It’s not every day that an airport removes a runway.
But that story tells the recent tale at William P. Hobby Airport, Houston’s oldest commercial airport with a birthdate of 1927 when it opened as a private landing field in a 600-acre pasture!
Ross Williamson, Division Manager for Airside Operations at Hobby Airport, recently discussed the runway closure and the ramifications of that move.
“A number of years ago, the FAA started looking at airfield designs and how some of the older designed airfields like Hobby needed to be brought up to the new standards for airfield design. Keep in mind that Hobby was designed many, many moons ago when aviation was young and most airfields were like a Figure 4 design,” Williamson said.
Williamson said the original design of Hobby Airport included one north-south runway and an east-west runway that intersected at 90 degrees, along with another surface at 45 degrees off those two. This airfield design was common in the early years of aviation.
“The early designs were meant for maximum wind coverage – no matter which direction the wind was blowing from, you had a runway which was generally aligned to the wind, and that’s better for aircraft to land and depart into the wind,” Williamson said.
Today’s runway-taxiway configurations are vastly improved and much safer, Williamson said, and that was the impetus for the change.

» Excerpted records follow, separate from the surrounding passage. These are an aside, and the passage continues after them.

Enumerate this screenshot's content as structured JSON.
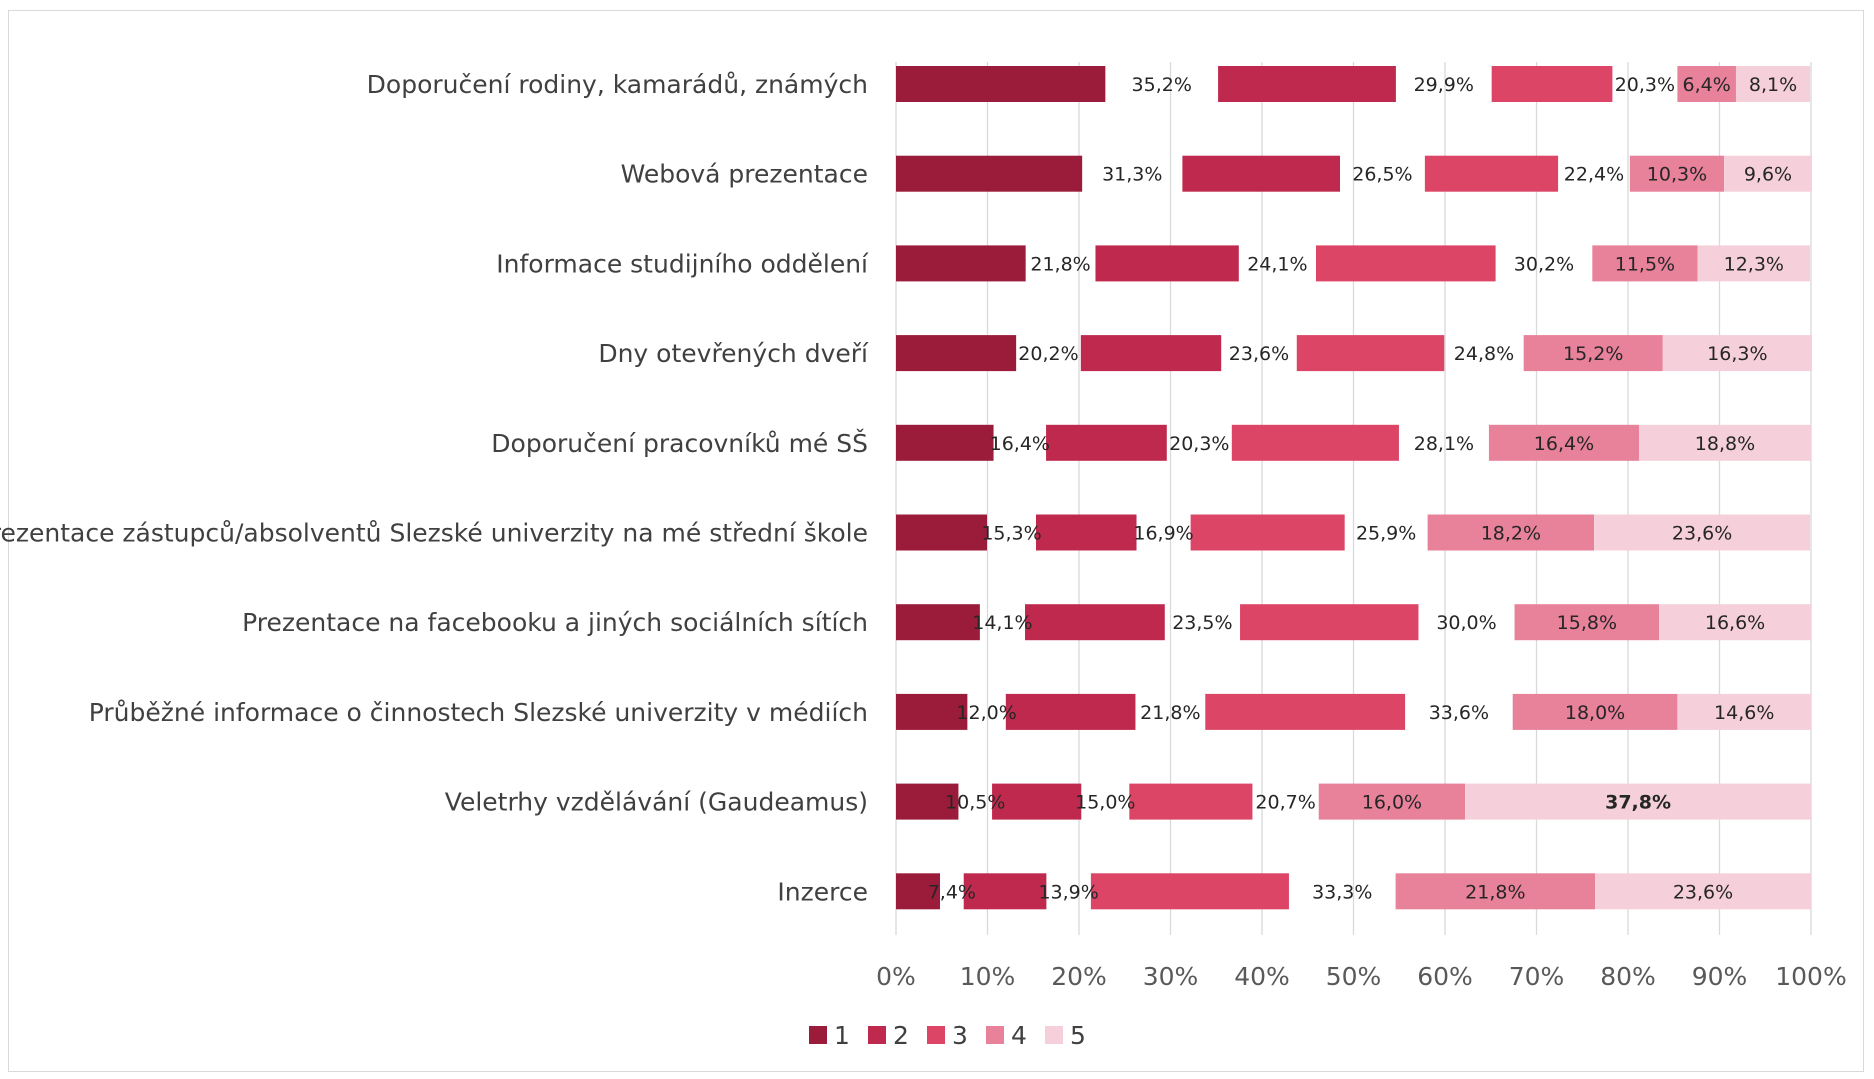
{
  "chart_data": {
    "type": "bar",
    "orientation": "horizontal",
    "stacked": true,
    "percent_stacked": true,
    "categories": [
      "Doporučení rodiny, kamarádů, známých",
      "Webová prezentace",
      "Informace studijního oddělení",
      "Dny otevřených dveří",
      "Doporučení pracovníků mé SŠ",
      "Prezentace zástupců/absolventů Slezské univerzity na mé střední škole",
      "Prezentace na facebooku a jiných sociálních sítích",
      "Průběžné informace o činnostech Slezské univerzity v médiích",
      "Veletrhy vzdělávání (Gaudeamus)",
      "Inzerce"
    ],
    "series": [
      {
        "name": "1",
        "color": "#9b1c3a",
        "values": [
          35.2,
          31.3,
          21.8,
          20.2,
          16.4,
          15.3,
          14.1,
          12.0,
          10.5,
          7.4
        ],
        "labels": [
          "35,2%",
          "31,3%",
          "21,8%",
          "20,2%",
          "16,4%",
          "15,3%",
          "14,1%",
          "12,0%",
          "10,5%",
          "7,4%"
        ]
      },
      {
        "name": "2",
        "color": "#c0294e",
        "values": [
          29.9,
          26.5,
          24.1,
          23.6,
          20.3,
          16.9,
          23.5,
          21.8,
          15.0,
          13.9
        ],
        "labels": [
          "29,9%",
          "26,5%",
          "24,1%",
          "23,6%",
          "20,3%",
          "16,9%",
          "23,5%",
          "21,8%",
          "15,0%",
          "13,9%"
        ]
      },
      {
        "name": "3",
        "color": "#dc4566",
        "values": [
          20.3,
          22.4,
          30.2,
          24.8,
          28.1,
          25.9,
          30.0,
          33.6,
          20.7,
          33.3
        ],
        "labels": [
          "20,3%",
          "22,4%",
          "30,2%",
          "24,8%",
          "28,1%",
          "25,9%",
          "30,0%",
          "33,6%",
          "20,7%",
          "33,3%"
        ]
      },
      {
        "name": "4",
        "color": "#e8819a",
        "values": [
          6.4,
          10.3,
          11.5,
          15.2,
          16.4,
          18.2,
          15.8,
          18.0,
          16.0,
          21.8
        ],
        "labels": [
          "6,4%",
          "10,3%",
          "11,5%",
          "15,2%",
          "16,4%",
          "18,2%",
          "15,8%",
          "18,0%",
          "16,0%",
          "21,8%"
        ]
      },
      {
        "name": "5",
        "color": "#f5d0da",
        "values": [
          8.1,
          9.6,
          12.3,
          16.3,
          18.8,
          23.6,
          16.6,
          14.6,
          37.8,
          23.6
        ],
        "labels": [
          "8,1%",
          "9,6%",
          "12,3%",
          "16,3%",
          "18,8%",
          "23,6%",
          "16,6%",
          "14,6%",
          "37,8%",
          "23,6%"
        ]
      }
    ],
    "bold_labels": [
      {
        "category_index": 8,
        "series_index": 4
      }
    ],
    "x_ticks": [
      "0%",
      "10%",
      "20%",
      "30%",
      "40%",
      "50%",
      "60%",
      "70%",
      "80%",
      "90%",
      "100%"
    ],
    "xlim": [
      0,
      100
    ],
    "grid": true,
    "legend_position": "bottom",
    "title": "",
    "xlabel": "",
    "ylabel": ""
  }
}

“The FAA has chosen to invest in upgrading antiquated airfield designs and bring them up to snuff to make them even safer for the airfield users,” Williamson said. “We were extremely pleased to take advantage of their funding and undertake a project to move improvements forward.”
The initial part of the project included the runway closure and demolition along with the demolition of taxiways G1, G2, G3 and part of D.
“The FAA is always interested in making things safer – for any of the pilots, customers, users, aircrafts, vehicles, and the like,” Williamson said. “My team is always out there – we want to make sure we are doing things safely.”
He noted that the now-demolished runway was only used for about two percent of operations annually at Hobby Airport.
“We are not losing efficiencies on the airfield for the most part,” he said, “but we are gaining a level of safety with the help of contractors and designers equally committed to the fitness of our airport.”
Tearing up the runway was not overly difficult or complicated, Williamson said. “It was a long process, almost 11 months of tearing up concrete and asphalt, but it went well.”
So, what is Hobby Airport now going to do with a 6,000-feet-long by 150-feet-wide strip of real estate?
“We are working through that planning right now,” Williamson said. The other part of the project is to realign Taxiways D, E, G, K and K1 which will eliminate the hot spots on the airfield. A hot spot is a location on the airfield where incidents and/or incursions are more likely to happen. This phase of the project should begin mid- to late 2023.
“Eventually, we are going to have five properly realigned taxiways,” Williamson said, “incorporating 21st century airfield design principles into the equation.”